Many companies have poor visibility into these types of interdependencies. Consider supply chains: In Deloitte’s latest survey of chief procurement officers, only 15% said they could see into their second- and third-tier suppliers. Even in the first tier, only 70% of procurement officers reported they had good visibility, and only 26% felt they could predict risks in the first tier. (According to Dun & Bradstreet, there are some 7.6 million second-tier suppliers in Russia).

It goes without saying that supply chain digitization comes in key when disruptions occur, offering enhanced visibility into the issue and data-enabled approaches to address it. When the Ever Given, one of the largest container ships in the world, got stuck in the Suez Canal, holding up an estimated US$400 million an hour in trade, multinationals with the right technology avoided the worst impacts because they could quickly reroute supplies, Kilpatrick notes.

But supply chain digitization also highlights the ripple effect of risks that leaders need to contend with in the new era of globalization—in this case, increasing cyber risk. Digital connectivity and value chains merit the same careful examination and added redundancy as physical ones. Today, the flow of data across borders is growing faster than the flow of physical goods across borders, according to Satish Nambisan, professor of technology management at Case Western Reserve University’s Weatherhead School of Management and coauthor of The Digital Multinational: Navigating the New Normal in Global Business. The World Economic Forum has projected that 60% of global GDP is likely to be digitized this year, and that 70% of new value created over the next decade will be based on digitally enabled platform business models.
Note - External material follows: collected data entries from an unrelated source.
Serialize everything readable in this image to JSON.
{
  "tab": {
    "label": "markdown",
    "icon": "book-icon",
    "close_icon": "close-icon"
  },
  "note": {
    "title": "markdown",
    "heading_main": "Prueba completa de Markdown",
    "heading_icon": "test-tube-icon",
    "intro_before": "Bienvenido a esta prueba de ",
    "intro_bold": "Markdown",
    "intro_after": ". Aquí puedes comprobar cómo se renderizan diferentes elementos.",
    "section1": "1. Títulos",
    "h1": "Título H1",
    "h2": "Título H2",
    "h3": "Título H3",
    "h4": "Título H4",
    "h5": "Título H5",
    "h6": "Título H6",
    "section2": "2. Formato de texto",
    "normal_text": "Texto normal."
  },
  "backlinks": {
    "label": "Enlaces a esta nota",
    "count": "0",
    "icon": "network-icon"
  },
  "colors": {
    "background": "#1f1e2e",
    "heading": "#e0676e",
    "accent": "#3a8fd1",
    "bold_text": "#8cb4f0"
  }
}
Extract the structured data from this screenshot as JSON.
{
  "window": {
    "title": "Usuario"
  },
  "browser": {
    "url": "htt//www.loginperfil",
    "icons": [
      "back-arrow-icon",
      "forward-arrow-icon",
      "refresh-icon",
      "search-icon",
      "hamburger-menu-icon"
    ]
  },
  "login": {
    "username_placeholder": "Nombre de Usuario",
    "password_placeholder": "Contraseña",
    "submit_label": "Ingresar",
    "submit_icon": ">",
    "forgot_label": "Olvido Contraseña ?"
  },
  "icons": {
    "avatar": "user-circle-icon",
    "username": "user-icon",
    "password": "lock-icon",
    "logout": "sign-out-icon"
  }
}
Preparing for vacillations to come

Such ripple effects show just how far into the list of dependencies leaders now need to go. As geopolitical events and other disruptions prompt more vacillations in the globalization trajectory and introduce more challenges to strategic decision-making from supply chain management to operations and beyond, investing the effort into creating redundancies and increasing visibility is time well spent. “This is not going to be quick,” Kilpatrick says. “The supply chains—the ones that really matter—will take a long time to reshape.” But once reshaped, they can enable you to take less time to respond when global events threaten to disrupt your business’s trajectory of success.